A pale gash in dark trees is all I can see of the storied FBI Academy where Benton and I carried on our torrid love affair. We were sneaking around while Lucy was interning there, and she was none the wiser. I think of the two of us running the Yellow Brick Road obstacle course when she was in college. I remember getting rope burns and bruises together, cursing like sailors as we slipped in mud and climbed over walls.
Afterward Lucy and I would eat burgers in the academy’s watering hole, the Board Room, hanging out with FBI agents, and I couldn’t have been prouder. I believed that helping her land the internship was for her own good. She’d get physically fit and finally make a few friends. I thought it the right thing at that time in her development, but her mother had other ideas. To this day Dorothy reminds me what a terrible idea it was.
She was adamantly opposed to her only child pursuing a career in law enforcement, and I wasn’t supposed to encourage it. My sister said she didn’t want Lucy turning out like me. Morbid and fatalistic. Spending every waking minute focused on violence, death, cruelty and treachery. Always thinking about what might injure or kill something or someone.

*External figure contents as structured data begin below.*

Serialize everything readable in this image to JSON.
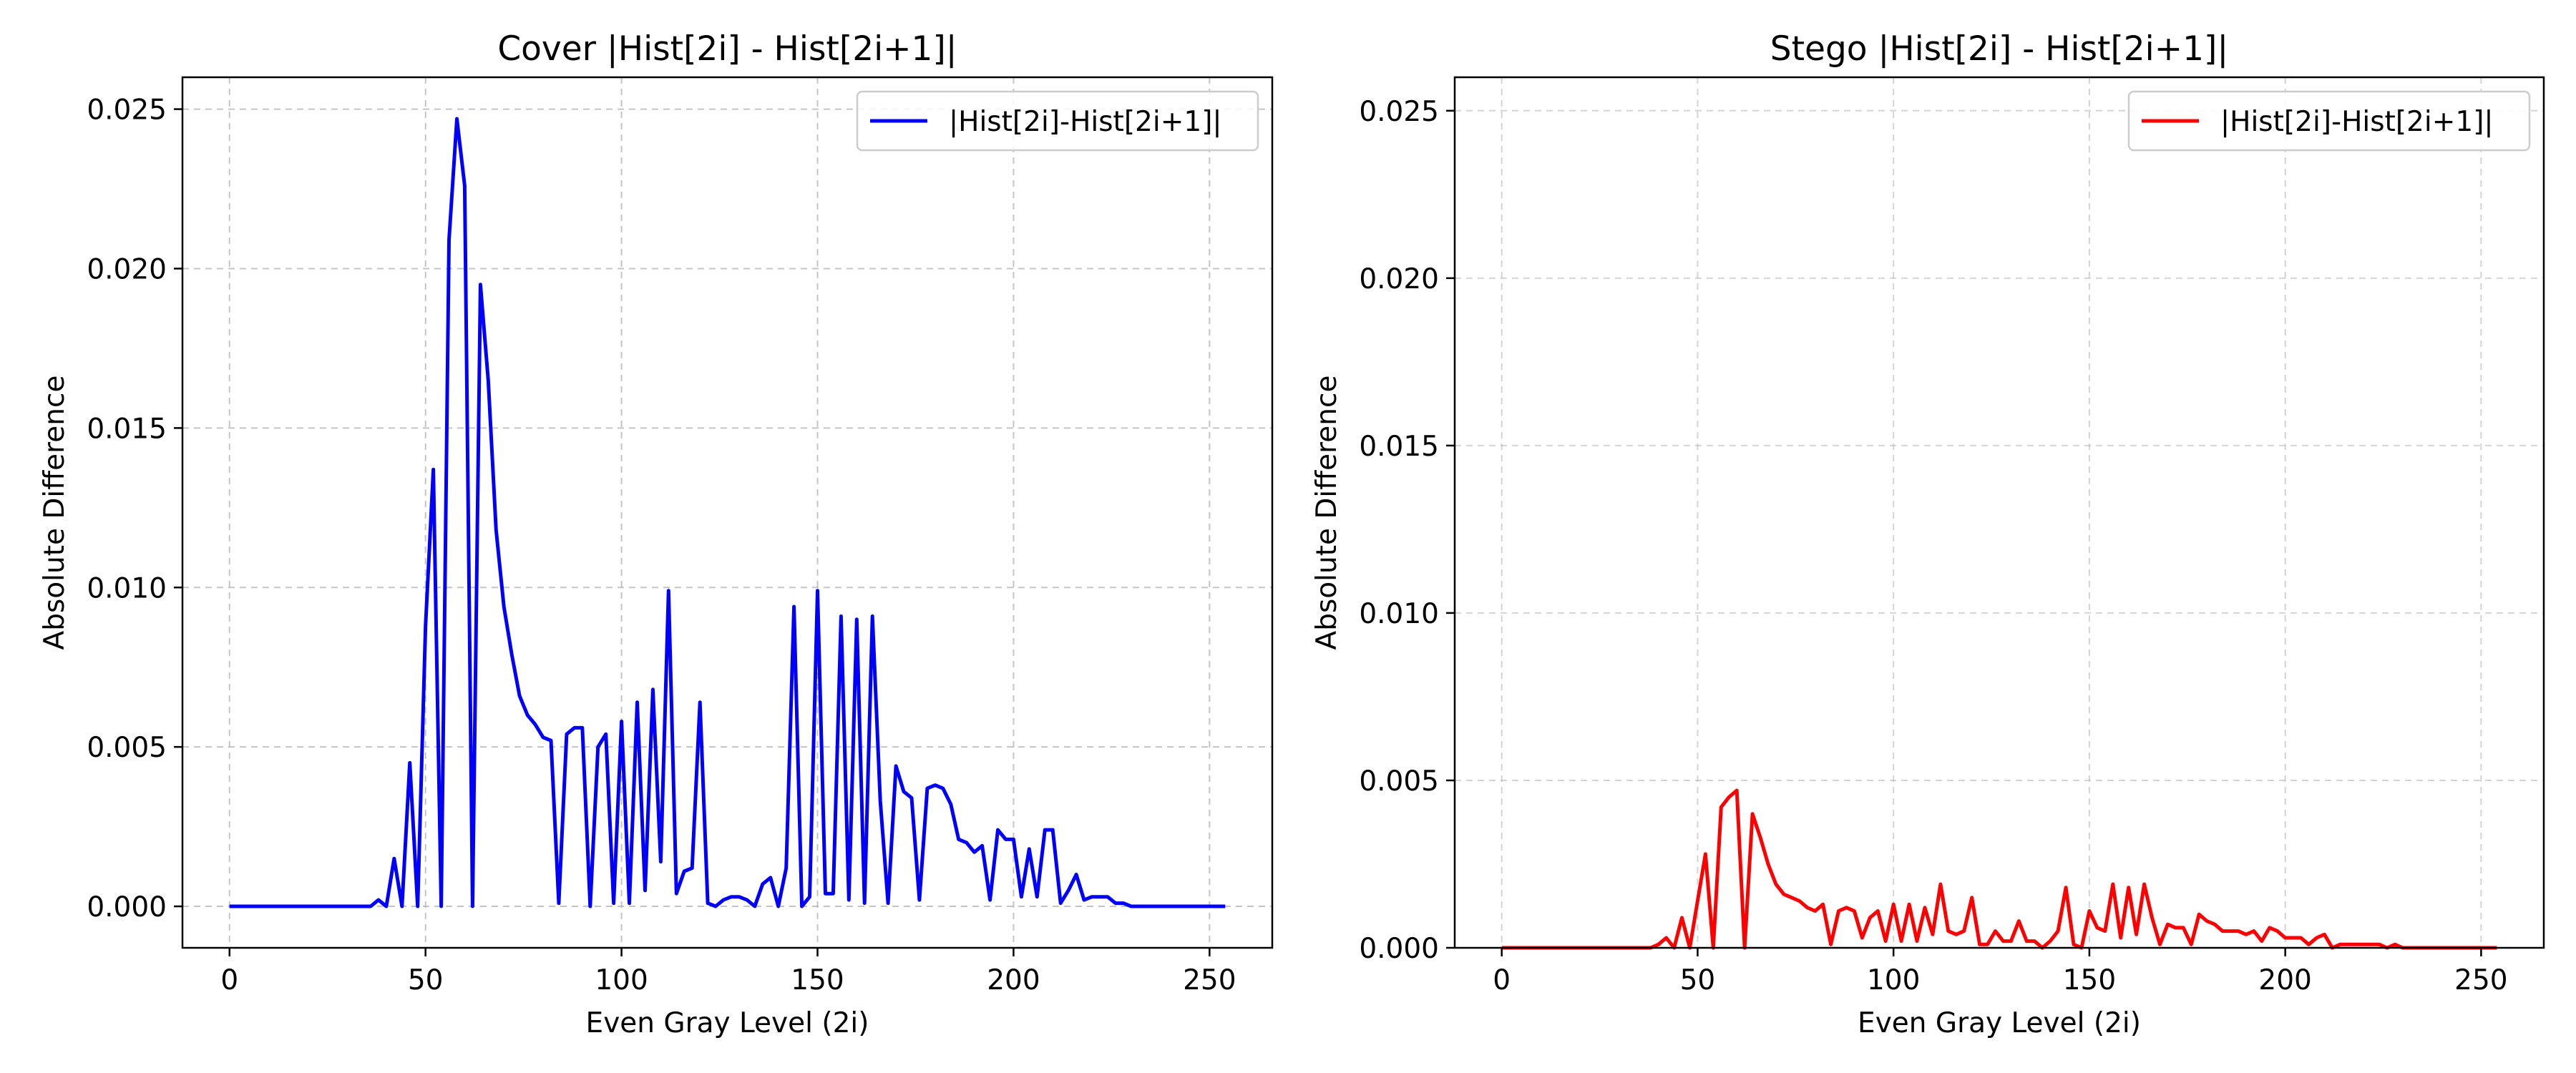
{
  "chart_data": [
    {
      "type": "line",
      "title": "Cover |Hist[2i] - Hist[2i+1]|",
      "xlabel": "Even Gray Level (2i)",
      "ylabel": "Absolute Difference",
      "xlim": [
        -12,
        266
      ],
      "ylim": [
        -0.0013,
        0.026
      ],
      "xticks": [
        0,
        50,
        100,
        150,
        200,
        250
      ],
      "xtick_labels": [
        "0",
        "50",
        "100",
        "150",
        "200",
        "250"
      ],
      "yticks": [
        0,
        0.005,
        0.01,
        0.015,
        0.02,
        0.025
      ],
      "ytick_labels": [
        "0.000",
        "0.005",
        "0.010",
        "0.015",
        "0.020",
        "0.025"
      ],
      "grid": true,
      "legend_position": "top-right",
      "series": [
        {
          "name": "|Hist[2i]-Hist[2i+1]|",
          "color": "#0000ff",
          "x": [
            0,
            2,
            4,
            6,
            8,
            10,
            12,
            14,
            16,
            18,
            20,
            22,
            24,
            26,
            28,
            30,
            32,
            34,
            36,
            38,
            40,
            42,
            44,
            46,
            48,
            50,
            52,
            54,
            56,
            58,
            60,
            62,
            64,
            66,
            68,
            70,
            72,
            74,
            76,
            78,
            80,
            82,
            84,
            86,
            88,
            90,
            92,
            94,
            96,
            98,
            100,
            102,
            104,
            106,
            108,
            110,
            112,
            114,
            116,
            118,
            120,
            122,
            124,
            126,
            128,
            130,
            132,
            134,
            136,
            138,
            140,
            142,
            144,
            146,
            148,
            150,
            152,
            154,
            156,
            158,
            160,
            162,
            164,
            166,
            168,
            170,
            172,
            174,
            176,
            178,
            180,
            182,
            184,
            186,
            188,
            190,
            192,
            194,
            196,
            198,
            200,
            202,
            204,
            206,
            208,
            210,
            212,
            214,
            216,
            218,
            220,
            222,
            224,
            226,
            228,
            230,
            232,
            234,
            236,
            238,
            240,
            242,
            244,
            246,
            248,
            250,
            252,
            254
          ],
          "y": [
            0,
            0,
            0,
            0,
            0,
            0,
            0,
            0,
            0,
            0,
            0,
            0,
            0,
            0,
            0,
            0,
            0,
            0,
            0,
            0.0002,
            0,
            0.0015,
            0,
            0.0045,
            0,
            0.0088,
            0.0137,
            0,
            0.0209,
            0.0247,
            0.0226,
            0,
            0.0195,
            0.0165,
            0.0118,
            0.0094,
            0.0079,
            0.0066,
            0.006,
            0.0057,
            0.0053,
            0.0052,
            0.0001,
            0.0054,
            0.0056,
            0.0056,
            0,
            0.005,
            0.0054,
            0.0001,
            0.0058,
            0.0001,
            0.0064,
            0.0005,
            0.0068,
            0.0014,
            0.0099,
            0.0004,
            0.0011,
            0.0012,
            0.0064,
            0.0001,
            0,
            0.0002,
            0.0003,
            0.0003,
            0.0002,
            0,
            0.0007,
            0.0009,
            0,
            0.0012,
            0.0094,
            0,
            0.0003,
            0.0099,
            0.0004,
            0.0004,
            0.0091,
            0.0002,
            0.009,
            0.0001,
            0.0091,
            0.0033,
            0.0001,
            0.0044,
            0.0036,
            0.0034,
            0.0002,
            0.0037,
            0.0038,
            0.0037,
            0.0032,
            0.0021,
            0.002,
            0.0017,
            0.0019,
            0.0002,
            0.0024,
            0.0021,
            0.0021,
            0.0003,
            0.0018,
            0.0003,
            0.0024,
            0.0024,
            0.0001,
            0.0005,
            0.001,
            0.0002,
            0.0003,
            0.0003,
            0.0003,
            0.0001,
            0.0001,
            0,
            0,
            0,
            0,
            0,
            0,
            0,
            0,
            0,
            0,
            0,
            0,
            0
          ]
        }
      ]
    },
    {
      "type": "line",
      "title": "Stego |Hist[2i] - Hist[2i+1]|",
      "xlabel": "Even Gray Level (2i)",
      "ylabel": "Absolute Difference",
      "xlim": [
        -12,
        266
      ],
      "ylim": [
        0,
        0.026
      ],
      "xticks": [
        0,
        50,
        100,
        150,
        200,
        250
      ],
      "xtick_labels": [
        "0",
        "50",
        "100",
        "150",
        "200",
        "250"
      ],
      "yticks": [
        0,
        0.005,
        0.01,
        0.015,
        0.02,
        0.025
      ],
      "ytick_labels": [
        "0.000",
        "0.005",
        "0.010",
        "0.015",
        "0.020",
        "0.025"
      ],
      "grid": true,
      "legend_position": "top-right",
      "series": [
        {
          "name": "|Hist[2i]-Hist[2i+1]|",
          "color": "#ff0000",
          "x": [
            0,
            2,
            4,
            6,
            8,
            10,
            12,
            14,
            16,
            18,
            20,
            22,
            24,
            26,
            28,
            30,
            32,
            34,
            36,
            38,
            40,
            42,
            44,
            46,
            48,
            50,
            52,
            54,
            56,
            58,
            60,
            62,
            64,
            66,
            68,
            70,
            72,
            74,
            76,
            78,
            80,
            82,
            84,
            86,
            88,
            90,
            92,
            94,
            96,
            98,
            100,
            102,
            104,
            106,
            108,
            110,
            112,
            114,
            116,
            118,
            120,
            122,
            124,
            126,
            128,
            130,
            132,
            134,
            136,
            138,
            140,
            142,
            144,
            146,
            148,
            150,
            152,
            154,
            156,
            158,
            160,
            162,
            164,
            166,
            168,
            170,
            172,
            174,
            176,
            178,
            180,
            182,
            184,
            186,
            188,
            190,
            192,
            194,
            196,
            198,
            200,
            202,
            204,
            206,
            208,
            210,
            212,
            214,
            216,
            218,
            220,
            222,
            224,
            226,
            228,
            230,
            232,
            234,
            236,
            238,
            240,
            242,
            244,
            246,
            248,
            250,
            252,
            254
          ],
          "y": [
            0,
            0,
            0,
            0,
            0,
            0,
            0,
            0,
            0,
            0,
            0,
            0,
            0,
            0,
            0,
            0,
            0,
            0,
            0,
            0,
            0.0001,
            0.0003,
            0,
            0.0009,
            0,
            0.0014,
            0.0028,
            0,
            0.0042,
            0.0045,
            0.0047,
            0,
            0.004,
            0.0033,
            0.0025,
            0.0019,
            0.0016,
            0.0015,
            0.0014,
            0.0012,
            0.0011,
            0.0013,
            0.0001,
            0.0011,
            0.0012,
            0.0011,
            0.0003,
            0.0009,
            0.0011,
            0.0002,
            0.0013,
            0.0002,
            0.0013,
            0.0002,
            0.0012,
            0.0004,
            0.0019,
            0.0005,
            0.0004,
            0.0005,
            0.0015,
            0.0001,
            0.0001,
            0.0005,
            0.0002,
            0.0002,
            0.0008,
            0.0002,
            0.0002,
            0,
            0.0002,
            0.0005,
            0.0018,
            0.0001,
            0,
            0.0011,
            0.0006,
            0.0005,
            0.0019,
            0.0003,
            0.0018,
            0.0004,
            0.0019,
            0.0009,
            0.0001,
            0.0007,
            0.0006,
            0.0006,
            0.0001,
            0.001,
            0.0008,
            0.0007,
            0.0005,
            0.0005,
            0.0005,
            0.0004,
            0.0005,
            0.0002,
            0.0006,
            0.0005,
            0.0003,
            0.0003,
            0.0003,
            0.0001,
            0.0003,
            0.0004,
            0,
            0.0001,
            0.0001,
            0.0001,
            0.0001,
            0.0001,
            0.0001,
            0,
            0.0001,
            0,
            0,
            0,
            0,
            0,
            0,
            0,
            0,
            0,
            0,
            0,
            0,
            0
          ]
        }
      ]
    }
  ]
}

Instead of dancing and making love under the moonlight, as Dorothy puts it.
In the end, none of us had control over what Lucy was drawn to or would become in life. But if she hadn’t been at the FBI Academy when Carrie was, they wouldn’t have met. They wouldn’t have become lovers hell-bent on dismantling each other. Unless it was an inevitable karma they couldn’t escape. Opposing forces colliding. A quantum entanglement, the two of them forever caught in a spin.
We near the Ronald Reagan Washington National Airport, the first drops of rain spitting as Lucy lands on the ramp we took off from yesterday. I retrieve my rain slicker from my jump-out bag, putting it on as she cuts the throttles to flight idle. Tron and I climb out, the blades thudding, the rotor wash whipping.

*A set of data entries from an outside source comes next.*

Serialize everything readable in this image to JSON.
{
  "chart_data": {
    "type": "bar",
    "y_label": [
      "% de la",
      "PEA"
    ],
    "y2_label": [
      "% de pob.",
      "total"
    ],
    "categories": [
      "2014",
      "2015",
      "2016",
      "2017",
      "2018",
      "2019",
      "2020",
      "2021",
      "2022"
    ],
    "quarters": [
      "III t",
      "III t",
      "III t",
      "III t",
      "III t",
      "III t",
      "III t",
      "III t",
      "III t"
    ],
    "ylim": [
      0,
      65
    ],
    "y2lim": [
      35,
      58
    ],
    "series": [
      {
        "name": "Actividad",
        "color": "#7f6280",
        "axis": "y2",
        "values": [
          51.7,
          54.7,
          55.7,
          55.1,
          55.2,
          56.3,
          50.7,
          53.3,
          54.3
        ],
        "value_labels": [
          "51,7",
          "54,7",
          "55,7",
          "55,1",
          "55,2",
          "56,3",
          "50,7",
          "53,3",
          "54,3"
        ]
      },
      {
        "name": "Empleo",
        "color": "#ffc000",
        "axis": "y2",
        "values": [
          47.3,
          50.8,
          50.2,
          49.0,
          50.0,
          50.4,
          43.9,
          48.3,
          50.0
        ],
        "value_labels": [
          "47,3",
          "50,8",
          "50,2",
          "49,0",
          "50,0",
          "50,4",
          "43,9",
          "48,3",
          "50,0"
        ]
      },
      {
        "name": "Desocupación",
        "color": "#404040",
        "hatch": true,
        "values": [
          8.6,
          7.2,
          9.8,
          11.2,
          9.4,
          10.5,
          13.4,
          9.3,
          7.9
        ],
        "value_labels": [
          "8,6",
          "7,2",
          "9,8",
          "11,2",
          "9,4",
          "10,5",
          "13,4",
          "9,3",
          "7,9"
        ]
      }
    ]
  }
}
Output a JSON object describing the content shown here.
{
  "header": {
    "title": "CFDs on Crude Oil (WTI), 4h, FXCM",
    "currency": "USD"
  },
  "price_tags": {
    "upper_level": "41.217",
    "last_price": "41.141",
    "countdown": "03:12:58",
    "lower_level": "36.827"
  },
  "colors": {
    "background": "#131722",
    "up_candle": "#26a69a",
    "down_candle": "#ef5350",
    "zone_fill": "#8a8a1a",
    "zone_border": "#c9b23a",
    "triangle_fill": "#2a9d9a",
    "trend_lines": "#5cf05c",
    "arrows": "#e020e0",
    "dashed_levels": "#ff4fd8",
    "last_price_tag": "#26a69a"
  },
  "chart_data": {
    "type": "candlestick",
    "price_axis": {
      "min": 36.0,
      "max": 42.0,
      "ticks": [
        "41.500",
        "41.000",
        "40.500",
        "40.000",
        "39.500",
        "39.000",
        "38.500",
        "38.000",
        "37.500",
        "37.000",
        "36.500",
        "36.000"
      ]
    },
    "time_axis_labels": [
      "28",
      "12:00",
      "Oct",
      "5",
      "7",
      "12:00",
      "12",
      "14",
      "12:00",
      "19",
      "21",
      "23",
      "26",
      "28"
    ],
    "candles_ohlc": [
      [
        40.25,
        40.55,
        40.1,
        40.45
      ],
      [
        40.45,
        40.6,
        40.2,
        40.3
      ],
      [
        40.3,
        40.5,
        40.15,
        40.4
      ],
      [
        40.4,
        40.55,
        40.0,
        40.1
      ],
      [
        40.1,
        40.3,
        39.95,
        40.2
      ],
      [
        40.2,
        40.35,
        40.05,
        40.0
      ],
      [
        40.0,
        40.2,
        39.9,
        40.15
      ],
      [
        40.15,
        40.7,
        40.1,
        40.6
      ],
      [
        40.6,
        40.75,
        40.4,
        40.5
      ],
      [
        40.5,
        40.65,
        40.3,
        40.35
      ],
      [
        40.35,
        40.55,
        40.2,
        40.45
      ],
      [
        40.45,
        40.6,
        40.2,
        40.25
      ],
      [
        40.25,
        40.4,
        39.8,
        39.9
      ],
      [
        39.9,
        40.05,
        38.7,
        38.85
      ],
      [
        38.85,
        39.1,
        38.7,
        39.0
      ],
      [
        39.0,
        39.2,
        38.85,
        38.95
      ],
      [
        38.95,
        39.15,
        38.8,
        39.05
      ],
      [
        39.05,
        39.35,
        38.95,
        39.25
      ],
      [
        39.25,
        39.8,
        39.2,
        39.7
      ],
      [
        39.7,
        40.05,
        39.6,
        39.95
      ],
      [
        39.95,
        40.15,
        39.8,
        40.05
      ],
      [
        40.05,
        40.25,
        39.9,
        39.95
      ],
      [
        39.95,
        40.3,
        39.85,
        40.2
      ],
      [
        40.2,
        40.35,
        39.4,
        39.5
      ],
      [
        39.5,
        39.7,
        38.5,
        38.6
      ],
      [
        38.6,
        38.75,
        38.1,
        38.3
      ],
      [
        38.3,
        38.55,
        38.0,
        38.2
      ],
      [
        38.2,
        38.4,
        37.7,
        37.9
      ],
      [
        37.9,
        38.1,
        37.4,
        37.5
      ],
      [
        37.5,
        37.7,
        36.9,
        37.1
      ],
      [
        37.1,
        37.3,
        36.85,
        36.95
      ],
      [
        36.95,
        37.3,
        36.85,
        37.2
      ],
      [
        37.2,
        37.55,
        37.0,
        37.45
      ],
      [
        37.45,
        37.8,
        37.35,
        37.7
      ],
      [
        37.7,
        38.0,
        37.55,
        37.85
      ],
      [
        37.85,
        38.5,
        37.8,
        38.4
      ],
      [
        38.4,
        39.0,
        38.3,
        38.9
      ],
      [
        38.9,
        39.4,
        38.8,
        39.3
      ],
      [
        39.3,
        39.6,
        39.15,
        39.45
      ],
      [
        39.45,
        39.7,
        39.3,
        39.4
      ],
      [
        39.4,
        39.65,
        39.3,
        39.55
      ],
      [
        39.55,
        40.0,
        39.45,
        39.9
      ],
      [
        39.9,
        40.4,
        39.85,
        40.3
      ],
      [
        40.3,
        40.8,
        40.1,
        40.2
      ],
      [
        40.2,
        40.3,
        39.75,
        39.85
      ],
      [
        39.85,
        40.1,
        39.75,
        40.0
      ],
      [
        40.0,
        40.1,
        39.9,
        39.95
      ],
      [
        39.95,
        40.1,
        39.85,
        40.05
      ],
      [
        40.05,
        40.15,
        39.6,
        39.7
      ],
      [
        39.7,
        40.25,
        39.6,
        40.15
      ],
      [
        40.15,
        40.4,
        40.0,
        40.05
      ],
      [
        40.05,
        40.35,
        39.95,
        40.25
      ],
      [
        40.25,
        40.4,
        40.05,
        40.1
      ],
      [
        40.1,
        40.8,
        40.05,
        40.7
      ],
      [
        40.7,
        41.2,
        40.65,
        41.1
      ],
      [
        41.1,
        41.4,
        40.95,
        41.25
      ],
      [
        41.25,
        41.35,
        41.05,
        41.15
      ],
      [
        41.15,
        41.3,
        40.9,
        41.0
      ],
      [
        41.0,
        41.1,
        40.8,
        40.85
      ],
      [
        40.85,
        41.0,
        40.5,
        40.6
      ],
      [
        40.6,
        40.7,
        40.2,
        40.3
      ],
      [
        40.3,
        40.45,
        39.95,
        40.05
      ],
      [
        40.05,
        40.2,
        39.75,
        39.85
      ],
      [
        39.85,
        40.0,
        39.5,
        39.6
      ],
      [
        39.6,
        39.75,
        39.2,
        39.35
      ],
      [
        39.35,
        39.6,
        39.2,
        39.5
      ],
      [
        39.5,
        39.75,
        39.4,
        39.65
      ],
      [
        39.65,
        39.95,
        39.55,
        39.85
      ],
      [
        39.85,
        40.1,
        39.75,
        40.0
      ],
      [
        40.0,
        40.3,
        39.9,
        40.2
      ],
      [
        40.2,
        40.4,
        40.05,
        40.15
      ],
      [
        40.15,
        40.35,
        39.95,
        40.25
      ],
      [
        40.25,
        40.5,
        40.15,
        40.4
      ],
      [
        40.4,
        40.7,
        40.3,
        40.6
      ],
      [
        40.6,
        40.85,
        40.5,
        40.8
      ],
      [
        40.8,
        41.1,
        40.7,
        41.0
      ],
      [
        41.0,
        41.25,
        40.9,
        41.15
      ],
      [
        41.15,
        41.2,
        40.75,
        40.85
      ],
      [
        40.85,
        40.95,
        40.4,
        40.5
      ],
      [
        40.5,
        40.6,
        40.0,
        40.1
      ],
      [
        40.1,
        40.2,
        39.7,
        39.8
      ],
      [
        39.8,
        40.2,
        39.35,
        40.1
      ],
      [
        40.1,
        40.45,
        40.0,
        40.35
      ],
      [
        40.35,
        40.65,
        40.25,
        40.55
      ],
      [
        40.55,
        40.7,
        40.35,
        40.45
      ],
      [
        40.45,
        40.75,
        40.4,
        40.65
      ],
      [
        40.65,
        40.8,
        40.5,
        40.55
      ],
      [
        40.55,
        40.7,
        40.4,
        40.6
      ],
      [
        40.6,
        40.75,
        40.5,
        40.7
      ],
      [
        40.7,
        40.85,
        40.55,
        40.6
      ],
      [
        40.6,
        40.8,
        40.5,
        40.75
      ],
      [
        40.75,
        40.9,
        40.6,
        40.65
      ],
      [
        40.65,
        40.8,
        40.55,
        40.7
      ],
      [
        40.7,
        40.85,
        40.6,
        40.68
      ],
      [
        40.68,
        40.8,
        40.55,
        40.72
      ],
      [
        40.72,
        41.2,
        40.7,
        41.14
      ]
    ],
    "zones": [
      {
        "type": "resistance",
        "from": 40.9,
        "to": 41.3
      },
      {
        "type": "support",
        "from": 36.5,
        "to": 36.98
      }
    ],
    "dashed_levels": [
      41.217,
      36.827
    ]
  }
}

We hurry across asphalt speckled by raindrops, and I hear the pitch of the engines winding up as Lucy rolls open the throttles all the way. I wave as she lifts into a hover, making a pedal turn. For an instant we’re eye to eye, and she nods. At the hold line she waits for the tower to clear her. I watch as she noses forward, taking off, sharply turning away from the airport, the helicopter’s lights strobing.
“It’s a bit chaotic inside.” Tron presses an intercom button next to the door leading into the terminal. “As you’re about to see, we’ve got agents searching Briley Flight Services. And I’m going to need you to tag team with me.”
Employees are being questioned about any manner of things pertaining to Ryder and Piper Briley, she says. That includes Dana Diletti’s ill-fated flight this morning. The expectation is that her pilot’s incapacitation and fatal crash weren’t accidental.
“The goal is to interview employees before they completely clam up,” Tron explains as we wait for someone to open the door. “And to continue talking to them until they can’t keep their lies straight.” Peering through the glass, she knocks on it, ringing the bell again.
“Fear,” I reply. “That’s why they’re loyal.”
“I guess they’ll get to pick what scares them most,” she says. “Their disgraced employers who are chilling in the city jail right now? Or us?”